Raise your hand if you’ve ever watched a terrible driver speed past, saw an out-of-state license plate, and thought, “Of course they’re from that state.”
We’ve all been there, especially during the time of Covid-19: Over the course of 2020, Americans drove more than 2.8 trillion miles.
While that number is down 13% from 2019, research shows that driving is still the preferred method of travel during the pandemic. Comparatively, air travel fell by 75% and rail travel as much as 47% during the same time period.
That’s not likely to change anytime soon, either. A recent study by the University of Chicago found that 1 in 4 Chicagoans will choose road trips over flying once the pandemic ends.
To find out, we considered the following:
- DUI arrests per 100,000
- Accident fatalities per 100,000
- How many drivers are uninsured
- Number of Google searches related to terms like “how to get out of a ticket” and “car accident lawyer”
Here’s what we found.
The Worst Drivers by State
The worst drivers in the US
There were a few things the worst drivers in America have in common: almost all have staggeringly high rates of accident fatalities and DUI arrests.
New Mexico is home to the worst drivers in America, with an average ranking of 6 across the board. This is due to the state’s unusually high number of accident fatalities (25 per 100,000) and the percent of uninsured drivers (21%), both landing in the number three spot for those categories.
It was followed closely by Alabama and Arkansas, whose drivers tied for the second- and third-worst in the nation. While Alabama had the lowest number of DUI arrests (1 per 100,000), it had one of the highest fatality rates (23 per 100,000) as well as a high number of uninsured drivers (21%). Likewise, Arkansas had high rates of fatality (21 per 100,000) and uninsured drivers (17%).
With the highest rate of accident fatalities in the country (31 per 100,000), Wyoming landed in the number four spot for worst drivers. To make matters worse, the state also has an extremely high rate of DUI-related arrests (683 per 100,000).
Rounding out the top five worst drivers in the U.S. is Montana. While Montana drivers don’t have an extremely high rate of DUI arrests (419 per 100,000, #14 rank), they do carry with them the sixth-highest rate of fatalities, at 21 per 100,000.
Here’s the full breakdown of the worst drivers in America:
The best drivers in the US
Surprisingly, the states whose drivers are typically labeled “bad” are actually home to the best drivers in the country.
Landing in the coveted number one spot is New York, with an average ranking of 47.3. In addition to having the second-lowest fatality rate in the country (6 per 100,000, #49), New Yorkers have extremely low rates of DUI-related arrests (156, #42) and a majority of drivers are insured (84%).
Coming in closely behind New York, the second-best drivers in America are in Massachusetts. The state’s average ranking of 47 is, like New York, due to average-to-low rates of DUI-related arrests (163, #39) and the lowest fatality rate in the country (6 per 100,000).
Finally, Pennsylvania took the third spot. It’s no wonder, seeing as 83% of drivers are insured and the rate of DUI arrests per 100,000 is just 117 (#46).
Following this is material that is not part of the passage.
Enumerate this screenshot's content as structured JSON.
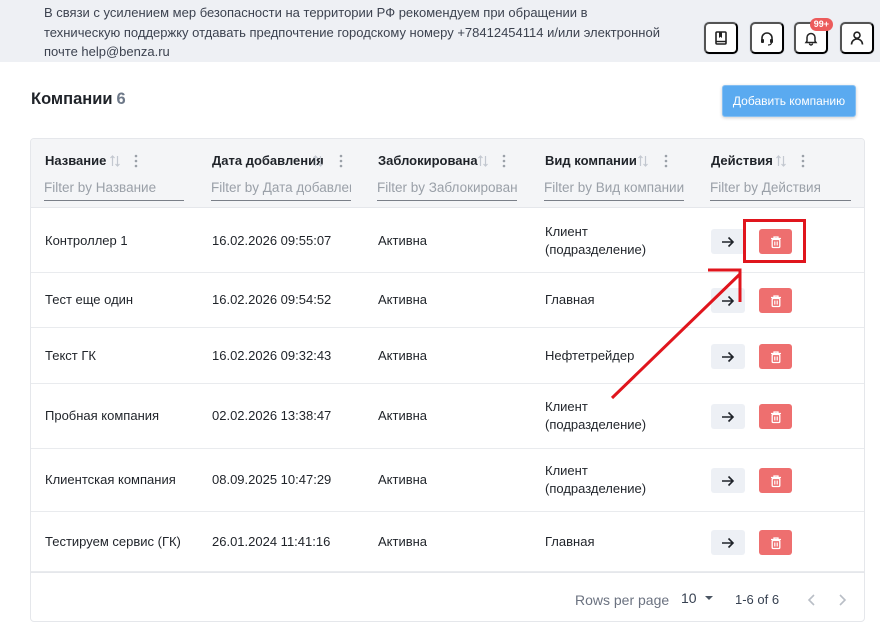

Does driving skill vary by region? Our data suggests so.
Of the top ten states with the worst drivers, almost half were southern states: Alabama, Arkansas, Louisiana, and South Carolina. On average, these states ranked #15 across the board due to their low to average DUI arrests but extremely high rates of fatality.
Western states (New Mexico, Wyoming, and Montana) accounted for one-third of the ten worst, with an average ranking of 12. Rankings were high in every category, particularly when it came to fatality rates, in which all three ranked within the top 10.
Meanwhile, you can find the best drivers in America in the northeast, particularly New York, Massachusetts, Pennsylvania, New Jersey, and Connecticut. All had extremely low rates of DUI arrests, fatalities, and uninsured drivers.
The team at Friend, Levinson & Turner are Chicago car accident lawyers and injury attorneys you can trust. If you need help with your car accident case, contact us today.
- Total accident fatalities per 100,000: Data gathered from the National Highway Traffic Safety Administration’s 2019 Fatality Analysis Reporting System, the most recent data available.
- DUI arrests per 100,000: Data gathered from the FBI’s Crime in the United States 2019 database, the most recent data available.
- Percentage of uninsured drivers: Data gathered from the Insurance Information Institute’s 2015 report on uninsured motorists, the most recent data available.
- Keyword research: Data gathered from a Google search trends analysis of over 500 terms related to “get out of a ticket,” “car accident lawyer,” and “DUI lawyer.”
- Population of citizens above driving age in every state: Data gathered from the U.S. Census Bureau.
To rank all 50 states from worst to best drivers, we found each state’s average ranking across all four metrics to create a final score from 0-100. The state with the highest average ranking received a score of 100, while the state with the lowest average ranking received a score of 0.